Die Aufklärung des Skandals werde sich bis ins kommende Jahr hinziehen, sagte Aufsichtsratschef Hans Dieter Pötsch auf der ersten Pressekonferenz seit Bekanntwerden der Manipulationen Ende September. Die Affäre, die den Wolfsburger Konzern in die größte Krise seiner Geschichte gestürzt hat, werde konsequent aufgeklärt. "Alles kommt auf den Tisch, nichts wird unter den Teppich gekehrt." Insgesamt seien 450 interne und externe Experten an der Aufklärung der Vorfälle beteiligt. Ein umfassender Bericht sei für die Hauptversammlung im April 2016 geplant.

Persönlich Verantwortliche würden noch nicht benannt, weil ihnen ihr Fehlverhalten erst juristisch wasserdicht nachgewiesen werden müsse, erklärte Pötsch. Wahrscheinlich handele es sich um eine überschaubare Anzahl von Mitarbeitern. "Verlassen Sie sich darauf, diese Personen werden zur Rechenschaft gezogen", betonte Pötsch. Freigestellt worden seien bisher neun Manager.

An der Börse kam der Zwischenbericht zeitweise nicht gut an. Die Aktien des Autobauers, die zunächst 3,7 Prozent zugelegt hatten, drehten während der Pressekonferenz ins Minus und notierten zeitweise 2,5 Prozent schwächer, bevor sie einen Teil der Kursverluste wieder wett machten. "Offenbar hatten einige auf weitere positive Nachrichten gehofft", sagte ein Börsianer. "Darum nehmen sie jetzt Gewinne mit."

NEUE UNTERNEHMENSKULTUR - OHNE EIGENEN AIRBUS



Pötsch erläuterte, drei Faktoren hätten zu der Manipulation geführt: Individuelles Fehlverhalten, Schwachstellen in Prozessen und das Tolerieren von Regelverstößen in einigen Teilen des Unternehmens. Künftig solle in der Entwicklung deshalb das Vier-Augen-Prinzip strikt eingehalten werden. Emissionstests würden von externen, unabhängigen Experten überprüft. "Künftig wird es sehr schwierig sein, an unseren Prozessen vorbeizuarbeiten", sagte Pötsch.

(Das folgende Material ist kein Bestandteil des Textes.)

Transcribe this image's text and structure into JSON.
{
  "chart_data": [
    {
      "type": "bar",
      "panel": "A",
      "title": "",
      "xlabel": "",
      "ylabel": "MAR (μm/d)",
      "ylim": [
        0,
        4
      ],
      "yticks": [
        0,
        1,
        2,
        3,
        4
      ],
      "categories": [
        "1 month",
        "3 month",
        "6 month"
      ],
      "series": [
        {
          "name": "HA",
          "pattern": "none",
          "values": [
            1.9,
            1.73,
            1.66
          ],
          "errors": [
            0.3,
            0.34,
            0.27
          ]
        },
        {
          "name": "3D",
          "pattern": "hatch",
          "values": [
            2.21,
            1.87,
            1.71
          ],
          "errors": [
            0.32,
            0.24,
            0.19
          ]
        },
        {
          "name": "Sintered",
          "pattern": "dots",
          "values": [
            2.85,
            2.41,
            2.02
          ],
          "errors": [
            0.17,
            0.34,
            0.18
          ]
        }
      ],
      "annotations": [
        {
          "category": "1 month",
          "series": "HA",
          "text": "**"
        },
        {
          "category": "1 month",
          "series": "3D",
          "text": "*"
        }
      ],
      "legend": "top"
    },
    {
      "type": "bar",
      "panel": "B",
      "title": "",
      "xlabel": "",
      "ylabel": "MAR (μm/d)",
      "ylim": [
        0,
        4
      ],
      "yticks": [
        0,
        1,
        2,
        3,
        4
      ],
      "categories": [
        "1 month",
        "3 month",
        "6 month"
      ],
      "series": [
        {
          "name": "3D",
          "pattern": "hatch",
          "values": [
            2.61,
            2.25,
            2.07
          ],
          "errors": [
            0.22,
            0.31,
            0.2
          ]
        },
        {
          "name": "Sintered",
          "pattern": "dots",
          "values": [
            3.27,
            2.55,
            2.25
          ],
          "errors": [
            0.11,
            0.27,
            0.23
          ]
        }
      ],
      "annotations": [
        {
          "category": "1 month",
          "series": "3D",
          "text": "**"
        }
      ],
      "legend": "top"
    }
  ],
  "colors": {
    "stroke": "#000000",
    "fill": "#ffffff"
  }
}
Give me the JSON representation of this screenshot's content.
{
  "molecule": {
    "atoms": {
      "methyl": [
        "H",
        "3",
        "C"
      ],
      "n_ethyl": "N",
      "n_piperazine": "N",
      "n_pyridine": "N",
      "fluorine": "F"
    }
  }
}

Die Aufarbeitung leiten soll Einkaufschef Francisco Javier Garcia Sanz. Der frühere Porsche-Chef Müller, ein langjähriger Weggefährte seines im Abgasskandal zurückgetretenen Vorgängers Martin Winterkorn, will den bisher autoritär geführten Konzern einem Kulturwandel unterziehen. "Jeder muss verinnerlichen, dass ein Fehler bei uns erlaubt ist, wenn wir ihn als Chance zum Lernen nutzen", betonte Müller. Er und seine Kollegen müssen künftig auf eine besondere Annehmlichkeit verzichten: Der firmeneigene Airbus soll verkauft werden.